The 30-share Sensex reclaimed 80,000 points after four months on Wednesday, as benchmark indices extended their winning run for the seventh consecutive trading session. 

However, there was some turbulence during the day, with the Sensex briefly slipping into negative territory. It rebounded later, recouping all intraday losses, largely driven by a rally in IT shares. The Sensex closed at 80,116.49, up 520.90 points or 0.65%, and the Nifty at 24,328.95, gaining 161.70 points or 0.67%.

Over the seven sessions, realty, auto, metal, consumer discretionary, industrials, and financial services emerged as the top-performing sectors, each gaining over 10%.

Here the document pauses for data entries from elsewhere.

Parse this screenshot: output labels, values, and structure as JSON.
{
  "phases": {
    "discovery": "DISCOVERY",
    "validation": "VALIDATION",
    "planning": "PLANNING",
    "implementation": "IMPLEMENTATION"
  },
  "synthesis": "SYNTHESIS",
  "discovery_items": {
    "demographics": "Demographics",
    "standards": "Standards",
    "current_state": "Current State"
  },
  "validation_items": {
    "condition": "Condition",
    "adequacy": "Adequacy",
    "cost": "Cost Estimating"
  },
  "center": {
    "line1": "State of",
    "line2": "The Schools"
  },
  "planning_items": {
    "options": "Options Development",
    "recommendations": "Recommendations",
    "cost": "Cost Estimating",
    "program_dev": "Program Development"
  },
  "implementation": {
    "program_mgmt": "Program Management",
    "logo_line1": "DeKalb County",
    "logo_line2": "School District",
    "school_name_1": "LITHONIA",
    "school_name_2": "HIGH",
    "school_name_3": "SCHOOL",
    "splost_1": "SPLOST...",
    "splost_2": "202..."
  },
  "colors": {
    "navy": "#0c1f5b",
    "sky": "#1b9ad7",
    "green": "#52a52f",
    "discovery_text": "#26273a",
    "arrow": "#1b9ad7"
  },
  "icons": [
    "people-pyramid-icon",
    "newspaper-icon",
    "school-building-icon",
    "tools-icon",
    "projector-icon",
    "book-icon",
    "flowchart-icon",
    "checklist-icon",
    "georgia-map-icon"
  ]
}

“Optimism soared as US President Donald Trump confirmed Federal Reserve chair Jerome Powell’s continuation, and US-China trade talks showed signs of progress,” said Prashanth Tapse, senior vice president (research) at Mehta Equities. He added that broader sentiment remained upbeat amid continued buying by foreign portfolio investors (FPIs) and hopes that India could benefit from the ongoing US-China tariff war.

“The Indian equity market sustained its positive momentum, driven by better-than-expected IT results and optimistic forward-looking commentary. However, profit booking was visible in financials after the recent sharp rally,” said Vinod Nair, head of research at Geojit Financial Services. He further noted that easing US-China trade tensions and a rally in US tech stocks have boosted global market sentiment.

With Wednesday’s gains, the Sensex has surged over 6,200 points (8.5%), while the Nifty has added more than 1,900 points (8.6%) over the last seven sessions.

Outperforming the benchmark indices, broader markets posted sharper gains during the seven-session rally. The BSE Midcap and the BSE Smallcap indices jumped 10.4% and 10.9%, respectively. On Wednesday, they rose 0.94% and 0.26%, respectively.

Investor wealth rose by `3.1 lakh crore on Wednesday, with a cumulative increase of `36.7 lakh crore over the past seven sessions.

During this period, FPIs — the key drivers of the rally — purchased shares worth $2.3 billion (Rs 19,837 crore), while domestic institutional investors (DIIs) sold shares worth Rs 4,585 crore. On Wednesday, FPIs were net buyers to the tune of Rs 3,332.93 crore, whereas DIIs were net sellers, offloading shares worth Rs 1,234.46 crore, according to provisional BSE data.

The IT sector was the top performer on Wednesday, posting a 4% gain, followed by TECK, auto, realty, and capital goods, which rose up to 3.10%. In contrast, banking, consumer durables, and financial services were the top laggards, declining up to 0.94%.

Among Nifty 50 stocks, IndusInd Bank, Jio Financial Services, HCL Technologies, Trent, and M&M were the top gainers, advancing up to 16.9% during the seven-day rally.